Entre 50 et 60% des femmes ayant subies une IVG souffrent du SPA à divers niveaux. Une récente étude estime ce chiffre plus proche des 30%. Un syndrome qui peut se traduire par une peur, une culpabilité intense, un état dépressif, une perte de l'estime de soi ou du contrôle de soi. Ce syndrome est un sysfonctionnement psychologique qui résulte d'une expérience trop traumatisante. Il submerge les mécanismes de défense d'une personne normale.

Bien qu’elle ne soit pas forcément synonyme d’acte chirurgical, grâce aux pilules abortives, l’IVG peut laisser des séquelles psychologiques. Avorter, c’est mettre un terme à une maternité possible.

L’intensité des réactions de la femme face à l’avortement est fonction d’un grand nombre de variables : les circonstances dans lesquelles l’avortement a été envisagé, l’âge et la maturité de la femme, son contexte socio-culturel, son arrière-plan religieux ou philosophique.

Si les séquelles peuvent survenir des années après l'avortement, ils sont aussi présent juste après. Une étude a ainsi montré que 8 semaines après un avortement, 44% des femmes se plaignent de désordres nerveux, 36% souffrent de troubles du sommeil, 31% regrettent déjà leur décision et enfin elles sont 11% à être sous psychotropes (tranquilisant, anti-dépresseur).

Une étude sur 173 000 femmes californiennes à partir des remboursements de leur mutuelle médicale a révélée que le risque d'avoir recours à un traitement psychiatrique est 63% plus élevé pour les femmes ayant avorté.


Un soulagement "sur le coup"

Au moment des faits, la femme est envahie par un sentiment de soulagement.

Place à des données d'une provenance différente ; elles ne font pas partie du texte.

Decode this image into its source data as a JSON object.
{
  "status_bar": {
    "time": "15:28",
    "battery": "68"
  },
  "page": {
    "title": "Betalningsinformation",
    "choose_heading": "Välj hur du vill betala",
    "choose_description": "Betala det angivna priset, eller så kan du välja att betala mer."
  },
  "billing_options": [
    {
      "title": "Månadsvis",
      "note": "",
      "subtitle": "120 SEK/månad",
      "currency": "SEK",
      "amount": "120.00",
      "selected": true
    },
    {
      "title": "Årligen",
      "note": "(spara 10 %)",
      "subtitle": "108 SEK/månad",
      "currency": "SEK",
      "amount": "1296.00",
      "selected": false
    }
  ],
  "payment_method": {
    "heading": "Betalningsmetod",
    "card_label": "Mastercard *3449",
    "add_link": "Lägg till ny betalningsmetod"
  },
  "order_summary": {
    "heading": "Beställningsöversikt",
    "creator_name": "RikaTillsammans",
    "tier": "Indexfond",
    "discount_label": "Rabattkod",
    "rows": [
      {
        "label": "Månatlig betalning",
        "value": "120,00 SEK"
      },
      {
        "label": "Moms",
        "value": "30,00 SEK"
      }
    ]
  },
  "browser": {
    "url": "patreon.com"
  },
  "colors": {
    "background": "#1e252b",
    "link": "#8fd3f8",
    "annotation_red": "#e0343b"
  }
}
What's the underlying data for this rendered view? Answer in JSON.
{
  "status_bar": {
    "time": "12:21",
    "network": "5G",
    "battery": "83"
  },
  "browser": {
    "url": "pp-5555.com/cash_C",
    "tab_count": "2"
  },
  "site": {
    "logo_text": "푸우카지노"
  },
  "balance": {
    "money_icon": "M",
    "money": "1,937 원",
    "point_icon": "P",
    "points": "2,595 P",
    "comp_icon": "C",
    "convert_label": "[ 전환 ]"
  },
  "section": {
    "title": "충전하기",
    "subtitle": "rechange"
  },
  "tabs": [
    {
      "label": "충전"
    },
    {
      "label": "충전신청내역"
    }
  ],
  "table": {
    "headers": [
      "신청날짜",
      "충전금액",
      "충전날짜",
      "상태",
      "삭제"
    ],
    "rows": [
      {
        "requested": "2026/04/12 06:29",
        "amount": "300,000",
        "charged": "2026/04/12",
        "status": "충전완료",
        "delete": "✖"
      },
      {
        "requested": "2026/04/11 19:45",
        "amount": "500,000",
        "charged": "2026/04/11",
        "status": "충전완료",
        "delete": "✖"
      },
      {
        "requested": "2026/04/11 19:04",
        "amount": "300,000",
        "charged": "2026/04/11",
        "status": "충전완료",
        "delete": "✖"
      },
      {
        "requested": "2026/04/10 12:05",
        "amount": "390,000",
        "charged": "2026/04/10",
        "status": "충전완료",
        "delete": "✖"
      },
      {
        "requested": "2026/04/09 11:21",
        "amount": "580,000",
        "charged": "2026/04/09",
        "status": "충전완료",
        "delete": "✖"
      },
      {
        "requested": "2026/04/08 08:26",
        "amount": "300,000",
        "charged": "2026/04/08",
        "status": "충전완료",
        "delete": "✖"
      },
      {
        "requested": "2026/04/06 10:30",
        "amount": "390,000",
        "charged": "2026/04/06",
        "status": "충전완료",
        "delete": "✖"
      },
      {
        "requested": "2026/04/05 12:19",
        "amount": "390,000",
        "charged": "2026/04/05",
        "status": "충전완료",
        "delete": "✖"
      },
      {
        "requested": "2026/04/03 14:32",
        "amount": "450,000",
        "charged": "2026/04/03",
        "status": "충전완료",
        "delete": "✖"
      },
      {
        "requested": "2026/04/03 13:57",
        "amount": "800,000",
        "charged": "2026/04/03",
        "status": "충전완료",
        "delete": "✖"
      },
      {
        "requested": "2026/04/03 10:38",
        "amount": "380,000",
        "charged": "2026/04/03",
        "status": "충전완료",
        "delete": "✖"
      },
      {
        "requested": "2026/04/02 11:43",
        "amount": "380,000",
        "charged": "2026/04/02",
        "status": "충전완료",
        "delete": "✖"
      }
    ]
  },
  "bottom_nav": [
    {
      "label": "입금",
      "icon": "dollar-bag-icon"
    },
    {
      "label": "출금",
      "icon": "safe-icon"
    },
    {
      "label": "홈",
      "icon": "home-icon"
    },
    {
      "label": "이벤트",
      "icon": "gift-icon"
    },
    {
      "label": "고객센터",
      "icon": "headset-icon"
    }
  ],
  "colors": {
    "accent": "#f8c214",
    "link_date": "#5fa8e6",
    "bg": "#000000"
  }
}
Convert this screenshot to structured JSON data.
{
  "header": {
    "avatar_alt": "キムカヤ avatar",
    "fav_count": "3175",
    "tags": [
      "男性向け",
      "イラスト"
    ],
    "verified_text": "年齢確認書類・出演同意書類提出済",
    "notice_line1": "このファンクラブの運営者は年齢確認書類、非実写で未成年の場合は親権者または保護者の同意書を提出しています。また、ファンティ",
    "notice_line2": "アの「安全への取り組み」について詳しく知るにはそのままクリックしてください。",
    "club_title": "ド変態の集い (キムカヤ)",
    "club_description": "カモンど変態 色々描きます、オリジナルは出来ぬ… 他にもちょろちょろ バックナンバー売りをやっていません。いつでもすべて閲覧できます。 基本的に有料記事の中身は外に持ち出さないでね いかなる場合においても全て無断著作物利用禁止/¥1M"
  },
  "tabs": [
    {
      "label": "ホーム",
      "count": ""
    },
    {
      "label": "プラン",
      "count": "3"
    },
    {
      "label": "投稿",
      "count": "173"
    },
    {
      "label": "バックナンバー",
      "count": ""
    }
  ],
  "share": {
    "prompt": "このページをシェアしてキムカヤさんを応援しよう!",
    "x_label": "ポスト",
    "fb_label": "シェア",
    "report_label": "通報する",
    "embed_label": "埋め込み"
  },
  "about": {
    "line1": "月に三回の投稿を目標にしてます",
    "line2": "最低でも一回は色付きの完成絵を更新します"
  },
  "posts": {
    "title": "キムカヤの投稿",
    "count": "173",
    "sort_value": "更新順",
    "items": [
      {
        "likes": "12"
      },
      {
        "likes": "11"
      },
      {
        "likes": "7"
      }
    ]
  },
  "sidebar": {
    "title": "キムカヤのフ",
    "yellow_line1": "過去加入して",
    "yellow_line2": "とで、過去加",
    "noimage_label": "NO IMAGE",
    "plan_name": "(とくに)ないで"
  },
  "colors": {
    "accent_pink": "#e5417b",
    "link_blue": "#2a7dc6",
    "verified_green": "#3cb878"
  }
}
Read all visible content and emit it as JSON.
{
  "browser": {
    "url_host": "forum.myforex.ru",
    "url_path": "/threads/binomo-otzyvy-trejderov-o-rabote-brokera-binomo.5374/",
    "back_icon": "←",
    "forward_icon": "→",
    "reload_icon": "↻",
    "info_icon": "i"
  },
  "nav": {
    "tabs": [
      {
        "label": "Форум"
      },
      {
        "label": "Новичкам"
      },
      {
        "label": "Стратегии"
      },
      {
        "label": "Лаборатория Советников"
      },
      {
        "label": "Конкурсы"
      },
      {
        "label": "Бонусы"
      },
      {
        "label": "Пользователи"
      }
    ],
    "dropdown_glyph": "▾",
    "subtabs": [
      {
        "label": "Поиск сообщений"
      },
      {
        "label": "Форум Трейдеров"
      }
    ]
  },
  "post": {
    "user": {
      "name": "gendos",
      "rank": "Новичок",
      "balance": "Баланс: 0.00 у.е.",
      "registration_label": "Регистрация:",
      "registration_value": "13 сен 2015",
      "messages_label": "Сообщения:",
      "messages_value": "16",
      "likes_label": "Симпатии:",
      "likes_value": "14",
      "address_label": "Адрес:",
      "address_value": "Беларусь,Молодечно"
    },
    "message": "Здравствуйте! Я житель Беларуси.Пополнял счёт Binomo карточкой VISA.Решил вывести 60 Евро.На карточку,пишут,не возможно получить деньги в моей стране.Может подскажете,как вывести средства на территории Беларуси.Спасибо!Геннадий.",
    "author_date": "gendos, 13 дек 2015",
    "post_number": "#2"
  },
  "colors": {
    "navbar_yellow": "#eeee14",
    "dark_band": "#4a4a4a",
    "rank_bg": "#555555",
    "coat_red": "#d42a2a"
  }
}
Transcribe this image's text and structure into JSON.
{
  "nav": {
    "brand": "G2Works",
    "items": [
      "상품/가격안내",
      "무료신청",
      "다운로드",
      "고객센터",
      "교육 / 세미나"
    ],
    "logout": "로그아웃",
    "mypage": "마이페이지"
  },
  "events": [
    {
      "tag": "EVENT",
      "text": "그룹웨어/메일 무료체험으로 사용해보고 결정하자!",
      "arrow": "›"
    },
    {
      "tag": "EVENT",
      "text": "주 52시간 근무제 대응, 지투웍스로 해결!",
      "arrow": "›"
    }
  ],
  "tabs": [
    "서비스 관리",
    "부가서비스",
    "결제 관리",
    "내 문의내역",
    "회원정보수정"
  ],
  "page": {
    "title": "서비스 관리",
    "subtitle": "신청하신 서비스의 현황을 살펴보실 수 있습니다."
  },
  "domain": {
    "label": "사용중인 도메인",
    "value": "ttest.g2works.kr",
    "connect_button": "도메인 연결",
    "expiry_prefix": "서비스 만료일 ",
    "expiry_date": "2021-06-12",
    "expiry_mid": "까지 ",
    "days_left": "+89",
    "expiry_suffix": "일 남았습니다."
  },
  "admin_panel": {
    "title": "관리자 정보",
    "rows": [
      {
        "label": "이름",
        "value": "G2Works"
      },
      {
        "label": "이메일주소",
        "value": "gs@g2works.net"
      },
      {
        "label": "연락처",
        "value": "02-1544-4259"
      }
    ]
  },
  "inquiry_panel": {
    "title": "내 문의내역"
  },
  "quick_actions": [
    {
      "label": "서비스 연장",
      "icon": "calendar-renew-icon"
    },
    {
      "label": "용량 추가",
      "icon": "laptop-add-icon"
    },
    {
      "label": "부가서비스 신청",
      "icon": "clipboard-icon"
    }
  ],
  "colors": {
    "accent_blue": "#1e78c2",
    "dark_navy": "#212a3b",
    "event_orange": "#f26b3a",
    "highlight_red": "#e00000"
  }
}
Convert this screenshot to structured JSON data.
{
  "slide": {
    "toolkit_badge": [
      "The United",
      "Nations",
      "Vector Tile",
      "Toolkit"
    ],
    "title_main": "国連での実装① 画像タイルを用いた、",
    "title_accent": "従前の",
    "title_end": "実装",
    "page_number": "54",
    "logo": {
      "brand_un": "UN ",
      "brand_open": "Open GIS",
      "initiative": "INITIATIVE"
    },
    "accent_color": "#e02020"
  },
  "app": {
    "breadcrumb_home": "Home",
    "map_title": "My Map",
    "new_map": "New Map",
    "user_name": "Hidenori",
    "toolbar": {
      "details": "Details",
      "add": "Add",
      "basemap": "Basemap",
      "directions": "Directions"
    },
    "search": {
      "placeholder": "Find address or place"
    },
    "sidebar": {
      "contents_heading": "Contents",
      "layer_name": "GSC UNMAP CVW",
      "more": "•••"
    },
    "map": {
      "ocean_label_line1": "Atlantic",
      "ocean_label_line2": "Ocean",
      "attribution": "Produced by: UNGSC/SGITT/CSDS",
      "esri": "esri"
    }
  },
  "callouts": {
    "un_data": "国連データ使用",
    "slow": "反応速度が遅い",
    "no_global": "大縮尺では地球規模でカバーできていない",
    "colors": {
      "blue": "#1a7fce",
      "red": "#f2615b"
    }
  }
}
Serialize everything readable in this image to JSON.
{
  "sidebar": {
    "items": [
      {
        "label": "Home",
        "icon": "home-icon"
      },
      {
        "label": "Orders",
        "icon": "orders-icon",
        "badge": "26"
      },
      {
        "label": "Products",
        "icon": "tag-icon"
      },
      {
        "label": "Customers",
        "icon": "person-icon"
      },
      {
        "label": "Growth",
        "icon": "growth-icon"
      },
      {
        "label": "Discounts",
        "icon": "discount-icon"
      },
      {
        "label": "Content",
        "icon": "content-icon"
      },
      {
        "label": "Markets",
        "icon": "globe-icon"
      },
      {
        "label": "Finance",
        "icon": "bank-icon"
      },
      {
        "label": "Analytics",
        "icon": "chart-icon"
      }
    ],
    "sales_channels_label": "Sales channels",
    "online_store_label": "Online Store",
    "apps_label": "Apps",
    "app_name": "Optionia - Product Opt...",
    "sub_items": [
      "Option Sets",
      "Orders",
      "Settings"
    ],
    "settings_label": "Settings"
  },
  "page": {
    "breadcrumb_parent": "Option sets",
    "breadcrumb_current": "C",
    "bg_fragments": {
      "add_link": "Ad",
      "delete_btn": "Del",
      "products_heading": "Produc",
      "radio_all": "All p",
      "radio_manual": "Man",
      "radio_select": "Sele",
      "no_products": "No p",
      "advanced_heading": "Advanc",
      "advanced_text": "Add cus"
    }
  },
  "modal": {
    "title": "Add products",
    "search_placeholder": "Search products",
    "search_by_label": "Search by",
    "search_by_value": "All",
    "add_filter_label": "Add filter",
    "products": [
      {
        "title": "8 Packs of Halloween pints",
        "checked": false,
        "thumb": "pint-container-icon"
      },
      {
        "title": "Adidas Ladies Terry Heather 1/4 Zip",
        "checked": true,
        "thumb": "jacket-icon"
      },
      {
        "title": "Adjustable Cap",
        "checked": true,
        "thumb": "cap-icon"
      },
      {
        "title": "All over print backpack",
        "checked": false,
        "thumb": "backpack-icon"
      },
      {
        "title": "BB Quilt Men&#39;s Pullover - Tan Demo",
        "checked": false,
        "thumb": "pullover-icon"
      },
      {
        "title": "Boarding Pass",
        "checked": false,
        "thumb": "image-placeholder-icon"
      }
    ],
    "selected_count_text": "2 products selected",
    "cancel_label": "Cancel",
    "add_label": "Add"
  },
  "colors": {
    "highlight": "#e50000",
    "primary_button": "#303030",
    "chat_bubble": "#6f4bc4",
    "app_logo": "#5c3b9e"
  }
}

Elle est libérée de cette pression. Elle a mis fin au dilemme qui l’assaillait : entrer à reculons dans une grossesse non désirée, ou avorter. Le syndrome post-abortif peut se manifester plus ou moins longtemps après l’avortement. Parfois dès le lendemain, mais aussi cinq ans voire plus de dix ans plus tard. Il peut être déclenché par un événement marquant comme un deuil ou une nouvelle grossesse. C'est le "syndrome anniversaire", un sentiment de perte ou de vide s’installe, mais qui peut être extériorisé sous différentes formes. En effet, puisque ces sentiments sont le plus souvent refoulés et réprimés, ils réapparaissent sous d’autres formes, comme la culpabilité et le manque d’estime de soi. Ils peuvent également se manifester par des troubles de l’appétit, de l’anxiété, des insomnies ou des cauchemars.